‘Shut Commons to derail Remain delaying tactic’
PARLIAMENT should be temporarily shut down if a Remainer plot to wreck Brexit succeeds, senior Eurosceptics demanded yesterday.
Labour is supporting a backbench bid to delay departure from the European Union until next year if backing for a deal cannot be secured.
Jacob Rees-Mogg branded the move a “constitutional outrage” and warned the Queen may have to suspend the Commons.
Fears that Brexit could be derailed after Theresa May’s deal was crushed have fuelled claims that Leave campaigners will back the Prime Minister in the coming weeks.
But Mr Rees-Mogg said he was no “soft touch” and will only support an EU deal if contentious Irish border backstop plans are removed.
Labour’s Yvette Cooper is trying to secure time for a Bill that would delay Brexit by nine months if a deal is not signed off by February 26.
Support is growing and shadow chancellor John McDonnell said it was “highly likely” Labour will back it.
Threats
Mr Rees-Mogg said the Government could use prorogation, the trigger for bringing a parliamentary session to an end, to stop Remainer threats to Brexit becoming law.
“I hope it will not be necessary for Her Majesty’s stay at Sandringham to be interrupted for her in person to prorogue Parliament,” he said.

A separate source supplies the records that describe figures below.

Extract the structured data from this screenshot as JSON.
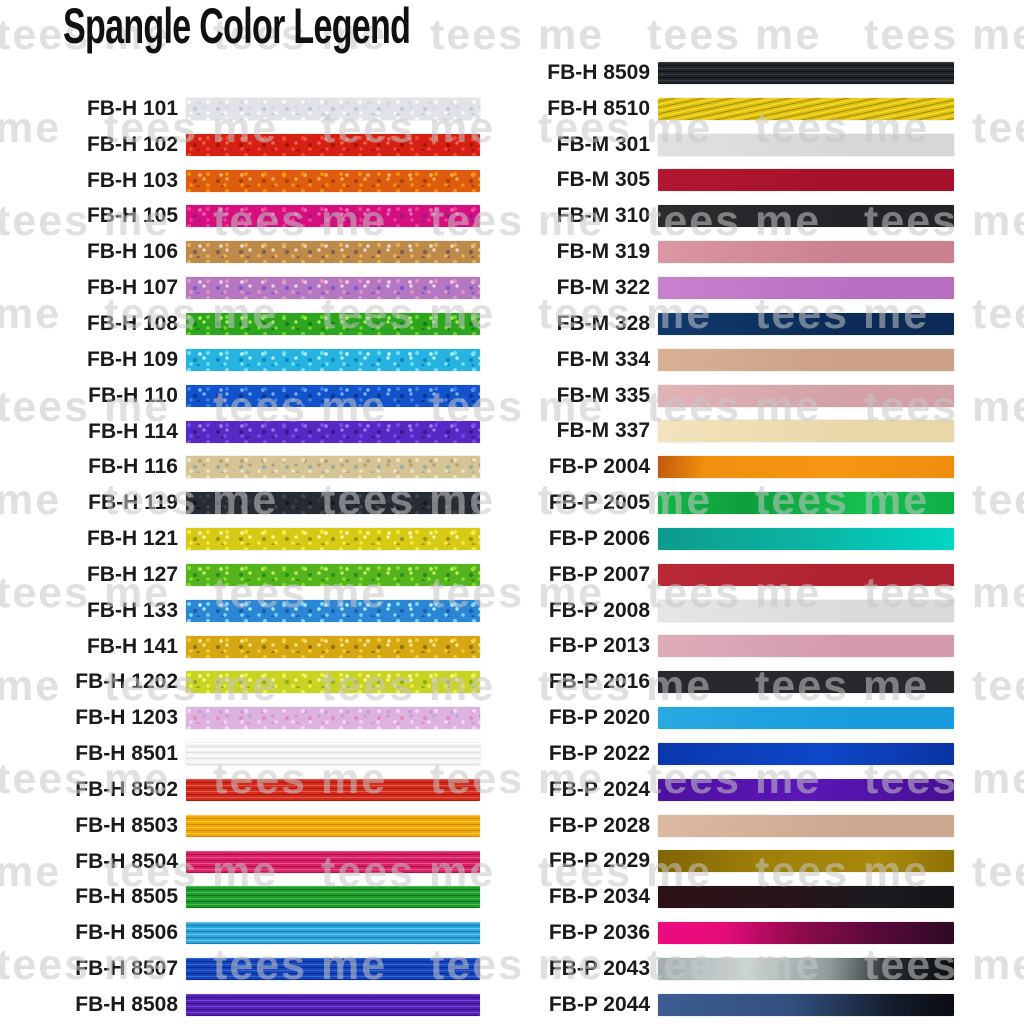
{
  "title": "Spangle Color Legend",
  "watermark": {
    "text": "tees me"
  },
  "legend": {
    "columns": [
      {
        "side": "left",
        "swatches": [
          {
            "code": "FB-H 101",
            "texture": "glitter",
            "colors": [
              "#e2e3e8",
              "#f8f9fb",
              "#bfc8d6",
              "#d3d8e4"
            ]
          },
          {
            "code": "FB-H 102",
            "texture": "glitter",
            "colors": [
              "#d62014",
              "#f04a32",
              "#a81108",
              "#e86a50"
            ]
          },
          {
            "code": "FB-H 103",
            "texture": "glitter",
            "colors": [
              "#dd5c0e",
              "#f69110",
              "#ab3d06",
              "#f5b358"
            ]
          },
          {
            "code": "FB-H 105",
            "texture": "glitter",
            "colors": [
              "#d5107e",
              "#ee3f9e",
              "#9a178c",
              "#f06ab8"
            ]
          },
          {
            "code": "FB-H 106",
            "texture": "glitter",
            "colors": [
              "#bd8a4a",
              "#eeb055",
              "#7d5a54",
              "#e5d8ca"
            ]
          },
          {
            "code": "FB-H 107",
            "texture": "glitter",
            "colors": [
              "#b677c2",
              "#e795bd",
              "#7e58cc",
              "#ecd2ee"
            ]
          },
          {
            "code": "FB-H 108",
            "texture": "glitter",
            "colors": [
              "#2da51f",
              "#6cdb2d",
              "#127f16",
              "#a6ee5a"
            ]
          },
          {
            "code": "FB-H 109",
            "texture": "glitter",
            "colors": [
              "#27b3e2",
              "#74e3f5",
              "#0e88bb",
              "#bdf2fb"
            ]
          },
          {
            "code": "FB-H 110",
            "texture": "glitter",
            "colors": [
              "#1252ca",
              "#3e80ea",
              "#0a348e",
              "#7cadf5"
            ]
          },
          {
            "code": "FB-H 114",
            "texture": "glitter",
            "colors": [
              "#5628c4",
              "#7e4cec",
              "#3a1686",
              "#a278f2"
            ]
          },
          {
            "code": "FB-H 116",
            "texture": "glitter",
            "colors": [
              "#d5c496",
              "#f0e3bb",
              "#9dac9b",
              "#bb9c6d"
            ]
          },
          {
            "code": "FB-H 119",
            "texture": "glitter",
            "colors": [
              "#262c32",
              "#3a484f",
              "#14191d",
              "#2f3b42"
            ]
          },
          {
            "code": "FB-H 121",
            "texture": "glitter",
            "colors": [
              "#d7ca15",
              "#f3eb40",
              "#a29110",
              "#f9f5a2"
            ]
          },
          {
            "code": "FB-H 127",
            "texture": "glitter",
            "colors": [
              "#55b41e",
              "#8bdf2f",
              "#2b8c18",
              "#c2f162"
            ]
          },
          {
            "code": "FB-H 133",
            "texture": "glitter",
            "colors": [
              "#2b86d6",
              "#7dd7f3",
              "#1a5caa",
              "#b6edfb"
            ]
          },
          {
            "code": "FB-H 141",
            "texture": "glitter",
            "colors": [
              "#d4a713",
              "#f1cd32",
              "#92700d",
              "#f9e98e"
            ]
          },
          {
            "code": "FB-H 1202",
            "texture": "glitter",
            "colors": [
              "#c9d321",
              "#ebf341",
              "#8fa916",
              "#f7fb9e"
            ]
          },
          {
            "code": "FB-H 1203",
            "texture": "glitter",
            "colors": [
              "#ddb2de",
              "#f4d8f2",
              "#e08cc4",
              "#c49ae2"
            ]
          },
          {
            "code": "FB-H 8501",
            "texture": "stripes",
            "colors": [
              "#f3f3f4",
              "#ffffff",
              "#dddde1"
            ]
          },
          {
            "code": "FB-H 8502",
            "texture": "stripes",
            "colors": [
              "#d32b1e",
              "#e85a4a",
              "#ac1a12"
            ]
          },
          {
            "code": "FB-H 8503",
            "texture": "stripes",
            "colors": [
              "#f3aa08",
              "#ffc93e",
              "#d08a05"
            ]
          },
          {
            "code": "FB-H 8504",
            "texture": "stripes",
            "colors": [
              "#d72166",
              "#ef508b",
              "#b0124c"
            ]
          },
          {
            "code": "FB-H 8505",
            "texture": "stripes",
            "colors": [
              "#1f9c2b",
              "#40c14b",
              "#137420"
            ]
          },
          {
            "code": "FB-H 8506",
            "texture": "stripes",
            "colors": [
              "#2fa5da",
              "#66c9ef",
              "#167fb4"
            ]
          },
          {
            "code": "FB-H 8507",
            "texture": "stripes",
            "colors": [
              "#1644ba",
              "#2f68dd",
              "#0b2d92"
            ]
          },
          {
            "code": "FB-H 8508",
            "texture": "stripes",
            "colors": [
              "#5322b4",
              "#7a42da",
              "#381289"
            ]
          }
        ]
      },
      {
        "side": "right",
        "swatches": [
          {
            "code": "FB-H 8509",
            "texture": "stripes",
            "colors": [
              "#212529",
              "#353b41",
              "#0f1215"
            ]
          },
          {
            "code": "FB-H 8510",
            "texture": "stripes",
            "angle": 168,
            "colors": [
              "#e2c20d",
              "#f5e13c",
              "#9f8c06"
            ]
          },
          {
            "code": "FB-M 301",
            "texture": "flat",
            "colors": [
              "#d5d7d9",
              "#dfe1e2"
            ]
          },
          {
            "code": "FB-M 305",
            "texture": "flat",
            "colors": [
              "#a5112a",
              "#b21730"
            ]
          },
          {
            "code": "FB-M 310",
            "texture": "flat",
            "colors": [
              "#232427",
              "#2b2c2f"
            ]
          },
          {
            "code": "FB-M 319",
            "texture": "flat",
            "colors": [
              "#c9808f",
              "#db97a3"
            ]
          },
          {
            "code": "FB-M 322",
            "texture": "flat",
            "colors": [
              "#ba6fc2",
              "#c981cd"
            ]
          },
          {
            "code": "FB-M 328",
            "texture": "flat",
            "colors": [
              "#0b2b56",
              "#11396e"
            ]
          },
          {
            "code": "FB-M 334",
            "texture": "flat",
            "colors": [
              "#cba086",
              "#d9b194"
            ]
          },
          {
            "code": "FB-M 335",
            "texture": "flat",
            "colors": [
              "#d2a0a6",
              "#e0b4b7"
            ]
          },
          {
            "code": "FB-M 337",
            "texture": "flat",
            "colors": [
              "#e9d7a8",
              "#f2e4bd"
            ]
          },
          {
            "code": "FB-P 2004",
            "texture": "sheen",
            "colors": [
              "#c05a0d",
              "#f28f0e",
              "#f79612",
              "#ef8d0e"
            ],
            "positions": [
              "0%",
              "16%",
              "60%",
              "100%"
            ]
          },
          {
            "code": "FB-P 2005",
            "texture": "sheen",
            "colors": [
              "#13b747",
              "#0e9e3c",
              "#16c050",
              "#0fae44"
            ],
            "positions": [
              "0%",
              "30%",
              "70%",
              "100%"
            ]
          },
          {
            "code": "FB-P 2006",
            "texture": "sheen",
            "colors": [
              "#0d9a8c",
              "#0cb4a3",
              "#00d6c5"
            ],
            "positions": [
              "0%",
              "50%",
              "100%"
            ]
          },
          {
            "code": "FB-P 2007",
            "texture": "flat",
            "colors": [
              "#ae232f",
              "#bb2a36"
            ]
          },
          {
            "code": "FB-P 2008",
            "texture": "flat",
            "colors": [
              "#d9dbdc",
              "#e4e6e7"
            ]
          },
          {
            "code": "FB-P 2013",
            "texture": "flat",
            "colors": [
              "#d39aad",
              "#dfacb9"
            ]
          },
          {
            "code": "FB-P 2016",
            "texture": "flat",
            "colors": [
              "#27292c"
            ]
          },
          {
            "code": "FB-P 2020",
            "texture": "flat",
            "colors": [
              "#189cdc",
              "#2aa9e3"
            ]
          },
          {
            "code": "FB-P 2022",
            "texture": "sheen",
            "colors": [
              "#0a38ac",
              "#0d47c8",
              "#0a35a2"
            ],
            "positions": [
              "0%",
              "55%",
              "100%"
            ]
          },
          {
            "code": "FB-P 2024",
            "texture": "sheen",
            "colors": [
              "#4e10a0",
              "#5c16b7",
              "#470f93"
            ],
            "positions": [
              "0%",
              "50%",
              "100%"
            ]
          },
          {
            "code": "FB-P 2028",
            "texture": "flat",
            "colors": [
              "#cda890",
              "#dcb9a0"
            ]
          },
          {
            "code": "FB-P 2029",
            "texture": "sheen",
            "colors": [
              "#806407",
              "#9e7f09",
              "#a9890b",
              "#8f7208"
            ],
            "positions": [
              "0%",
              "35%",
              "75%",
              "100%"
            ]
          },
          {
            "code": "FB-P 2034",
            "texture": "sheen",
            "colors": [
              "#2c1215",
              "#28141a",
              "#1a1a1f",
              "#141317"
            ],
            "positions": [
              "0%",
              "45%",
              "75%",
              "100%"
            ]
          },
          {
            "code": "FB-P 2036",
            "texture": "sheen",
            "colors": [
              "#ee0b80",
              "#e50c7a",
              "#8e0a4c",
              "#57093a",
              "#2c0a22"
            ],
            "positions": [
              "0%",
              "22%",
              "48%",
              "75%",
              "100%"
            ]
          },
          {
            "code": "FB-P 2043",
            "texture": "sheen",
            "colors": [
              "#9fadae",
              "#ccd5d4",
              "#8d9a9a",
              "#23282a",
              "#0b0d0f"
            ],
            "positions": [
              "0%",
              "30%",
              "58%",
              "80%",
              "100%"
            ]
          },
          {
            "code": "FB-P 2044",
            "texture": "sheen",
            "colors": [
              "#3c5d92",
              "#32507f",
              "#131b2b",
              "#0a0c12"
            ],
            "positions": [
              "0%",
              "45%",
              "80%",
              "100%"
            ]
          }
        ]
      }
    ]
  }
}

But the chairman of the European Research Group of Eurosceptic Conservatives said the Government would be entitled if MPs undermined constitutional conventions.
He also lashed out at MPs trying to block Brexit after voting to start the process. “Either the people who voted for those Acts didn’t know what they were doing or they have forgotten,” he said.
At an event staged by the Eurosceptic think tank Bruges Group in Westminster, Mr Rees-Mogg said any deal would be better than not leaving at all but argued Mrs May’s withdrawal agreement was “not good enough”.
A shift in tone from Dublin over the backstop shows “at last things are going our way”, he said. The deal could be made more acceptable to Leavers, the MP said, but “It has to be legally binding.”
A Downing Street spokesman said they were not aware suspending Parliament had been discussed in No 10.